Required R packages installation

Eoulsan differential analysis module use R with the package DESeq as statistical backend. Differential analysis module was tested with R 2.15 and DESeq 1.8.3 (Bioconductor 2.10). You need to install DESeq R packages on your computer or on a Rserve server:

$ sudo R
> source("http://bioconductor.org/biocLite.R")
> biocLite("DESeq")

Interpreting output files

Dispersion(variance) estimation

Dispersion estimation is a critical step of differential analysis, a wrong estimation will not give reliable differential analysis results. DESeq perform a draft estimation and fit it with a local regression. The following graphs are plotted to control dispersion estimation "quality".

Double log graph

Normally the dispersion decrease when count value increase, that is why the black "cloud" (draft estimation values) and the red curve (fitted value) must be decreasing.


The main DESeq assumption is that most of genes are NOT differentially expressed. It is possible to verify this assumption on this graph : most of points must be black and near to 0 on the vertical axis.

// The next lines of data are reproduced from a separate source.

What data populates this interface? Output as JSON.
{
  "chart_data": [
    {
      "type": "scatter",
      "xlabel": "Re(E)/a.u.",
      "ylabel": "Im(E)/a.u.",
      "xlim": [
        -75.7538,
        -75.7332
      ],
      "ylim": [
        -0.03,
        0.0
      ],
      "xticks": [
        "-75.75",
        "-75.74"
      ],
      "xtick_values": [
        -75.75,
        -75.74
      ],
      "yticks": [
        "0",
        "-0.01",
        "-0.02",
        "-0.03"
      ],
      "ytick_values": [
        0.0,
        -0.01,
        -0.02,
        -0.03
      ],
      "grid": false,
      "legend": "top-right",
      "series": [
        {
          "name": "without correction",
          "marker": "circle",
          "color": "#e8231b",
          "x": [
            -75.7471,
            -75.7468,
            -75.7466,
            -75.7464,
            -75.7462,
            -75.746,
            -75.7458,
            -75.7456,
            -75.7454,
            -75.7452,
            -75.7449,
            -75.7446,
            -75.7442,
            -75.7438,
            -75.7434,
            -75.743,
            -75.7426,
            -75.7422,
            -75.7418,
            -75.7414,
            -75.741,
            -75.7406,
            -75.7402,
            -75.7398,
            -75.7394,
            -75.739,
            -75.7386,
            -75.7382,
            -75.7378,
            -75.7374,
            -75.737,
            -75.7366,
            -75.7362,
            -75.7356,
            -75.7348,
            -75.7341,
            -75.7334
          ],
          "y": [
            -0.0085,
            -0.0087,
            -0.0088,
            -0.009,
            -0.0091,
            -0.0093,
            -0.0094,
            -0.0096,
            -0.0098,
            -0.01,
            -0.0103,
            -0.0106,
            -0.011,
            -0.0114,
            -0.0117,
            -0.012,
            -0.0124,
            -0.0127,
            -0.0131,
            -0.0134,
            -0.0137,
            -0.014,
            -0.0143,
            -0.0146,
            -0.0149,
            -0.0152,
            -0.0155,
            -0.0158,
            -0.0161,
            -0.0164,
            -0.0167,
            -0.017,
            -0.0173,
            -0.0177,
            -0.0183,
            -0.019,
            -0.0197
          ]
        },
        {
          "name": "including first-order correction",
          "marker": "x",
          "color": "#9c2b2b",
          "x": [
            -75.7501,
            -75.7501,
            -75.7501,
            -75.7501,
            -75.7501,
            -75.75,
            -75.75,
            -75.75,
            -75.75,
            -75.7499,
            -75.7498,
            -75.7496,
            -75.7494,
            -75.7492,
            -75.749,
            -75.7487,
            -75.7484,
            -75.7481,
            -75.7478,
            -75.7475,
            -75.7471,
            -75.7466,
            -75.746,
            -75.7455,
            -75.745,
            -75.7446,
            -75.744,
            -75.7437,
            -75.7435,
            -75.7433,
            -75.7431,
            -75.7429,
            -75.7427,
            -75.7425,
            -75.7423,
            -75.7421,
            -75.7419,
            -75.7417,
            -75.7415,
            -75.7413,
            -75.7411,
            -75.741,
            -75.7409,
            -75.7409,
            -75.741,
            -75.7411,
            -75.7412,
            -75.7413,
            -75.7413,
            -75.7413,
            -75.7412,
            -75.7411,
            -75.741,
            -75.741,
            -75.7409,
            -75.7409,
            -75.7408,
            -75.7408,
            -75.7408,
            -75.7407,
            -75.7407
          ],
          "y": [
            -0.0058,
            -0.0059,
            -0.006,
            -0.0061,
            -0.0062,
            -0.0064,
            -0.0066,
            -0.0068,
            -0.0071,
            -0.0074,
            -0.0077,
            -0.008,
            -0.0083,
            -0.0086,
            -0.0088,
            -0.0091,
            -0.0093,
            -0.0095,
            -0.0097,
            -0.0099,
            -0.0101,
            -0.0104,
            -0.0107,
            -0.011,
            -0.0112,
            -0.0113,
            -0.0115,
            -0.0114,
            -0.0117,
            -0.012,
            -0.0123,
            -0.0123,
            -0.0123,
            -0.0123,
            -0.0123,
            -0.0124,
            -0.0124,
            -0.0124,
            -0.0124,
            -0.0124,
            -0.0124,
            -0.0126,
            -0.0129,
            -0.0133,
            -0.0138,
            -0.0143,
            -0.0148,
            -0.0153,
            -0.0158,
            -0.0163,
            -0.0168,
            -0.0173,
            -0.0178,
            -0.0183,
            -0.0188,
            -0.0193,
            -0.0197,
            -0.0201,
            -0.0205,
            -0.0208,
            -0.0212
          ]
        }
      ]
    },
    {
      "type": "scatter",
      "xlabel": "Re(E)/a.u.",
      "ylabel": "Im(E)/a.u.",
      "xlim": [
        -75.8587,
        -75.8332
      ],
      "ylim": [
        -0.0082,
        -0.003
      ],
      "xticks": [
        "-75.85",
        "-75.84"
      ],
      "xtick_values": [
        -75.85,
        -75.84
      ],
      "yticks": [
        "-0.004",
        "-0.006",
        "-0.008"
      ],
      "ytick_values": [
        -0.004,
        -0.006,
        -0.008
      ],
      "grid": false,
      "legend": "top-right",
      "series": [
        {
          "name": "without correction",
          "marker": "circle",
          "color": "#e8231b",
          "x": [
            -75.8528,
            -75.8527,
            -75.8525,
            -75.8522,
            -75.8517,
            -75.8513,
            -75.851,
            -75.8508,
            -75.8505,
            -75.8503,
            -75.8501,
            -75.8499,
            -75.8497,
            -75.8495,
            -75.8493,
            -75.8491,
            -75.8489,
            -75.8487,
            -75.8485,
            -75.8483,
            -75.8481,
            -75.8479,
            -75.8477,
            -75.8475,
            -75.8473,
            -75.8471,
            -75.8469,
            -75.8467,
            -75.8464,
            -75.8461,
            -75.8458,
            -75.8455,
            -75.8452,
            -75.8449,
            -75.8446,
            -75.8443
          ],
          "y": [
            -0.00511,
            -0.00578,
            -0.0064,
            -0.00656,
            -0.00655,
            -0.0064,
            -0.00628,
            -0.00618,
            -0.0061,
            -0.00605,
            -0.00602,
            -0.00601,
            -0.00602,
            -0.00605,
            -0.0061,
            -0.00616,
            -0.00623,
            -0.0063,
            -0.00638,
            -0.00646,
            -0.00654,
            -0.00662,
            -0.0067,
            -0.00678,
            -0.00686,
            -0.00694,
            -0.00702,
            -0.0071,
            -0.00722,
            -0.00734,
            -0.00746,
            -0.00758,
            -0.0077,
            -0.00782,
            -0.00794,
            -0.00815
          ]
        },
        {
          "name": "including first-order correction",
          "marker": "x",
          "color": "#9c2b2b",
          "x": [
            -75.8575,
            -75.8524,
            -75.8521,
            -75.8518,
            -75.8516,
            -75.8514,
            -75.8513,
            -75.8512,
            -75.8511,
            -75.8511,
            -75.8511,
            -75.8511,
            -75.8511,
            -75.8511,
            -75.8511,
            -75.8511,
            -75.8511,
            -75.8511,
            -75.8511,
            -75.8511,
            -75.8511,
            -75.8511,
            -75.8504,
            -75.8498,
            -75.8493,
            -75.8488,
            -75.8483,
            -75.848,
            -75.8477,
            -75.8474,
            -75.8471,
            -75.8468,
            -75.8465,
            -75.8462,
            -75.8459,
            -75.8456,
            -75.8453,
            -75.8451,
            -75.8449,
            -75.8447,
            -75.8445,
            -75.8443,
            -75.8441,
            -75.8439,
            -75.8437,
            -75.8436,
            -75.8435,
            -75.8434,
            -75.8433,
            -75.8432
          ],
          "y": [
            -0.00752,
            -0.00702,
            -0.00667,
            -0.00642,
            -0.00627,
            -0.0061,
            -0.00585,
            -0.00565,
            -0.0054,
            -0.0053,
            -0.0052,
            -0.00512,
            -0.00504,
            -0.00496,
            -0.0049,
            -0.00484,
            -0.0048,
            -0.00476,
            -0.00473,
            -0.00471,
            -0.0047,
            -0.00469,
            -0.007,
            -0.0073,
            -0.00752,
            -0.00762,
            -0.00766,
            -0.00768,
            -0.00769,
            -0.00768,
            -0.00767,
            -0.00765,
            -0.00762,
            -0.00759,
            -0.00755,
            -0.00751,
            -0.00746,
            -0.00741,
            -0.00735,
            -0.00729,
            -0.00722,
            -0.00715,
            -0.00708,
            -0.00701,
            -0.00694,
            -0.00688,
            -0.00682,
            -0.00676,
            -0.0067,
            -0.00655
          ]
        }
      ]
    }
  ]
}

Raw p-value distribution barplot

If the differential analysis performed well, raw p-value except ends would be almost uniform.

Differential analysis

Differential analysis table

Differential analysis table contain 8 column :
  • id : gene id extract from gff annotation file
  • baseMean : mean of counts on data of the 2 condition compared
  • baseMean_cond1 : mean of count on the first condition data
  • baseMean_cond2 : mean of count on the second condition data
  • FoldChange_cond2-cond1 : fold change baseMean_cond2/baseMean_cond1
  • log2FoldChange\_cond2-cond1 : log2 of fold change
  • pval : raw p-value (before Bejamini & Hochberg correction)
  • padj : adjusted p-value (after Bejamini & Hochberg correction). This is the one to use.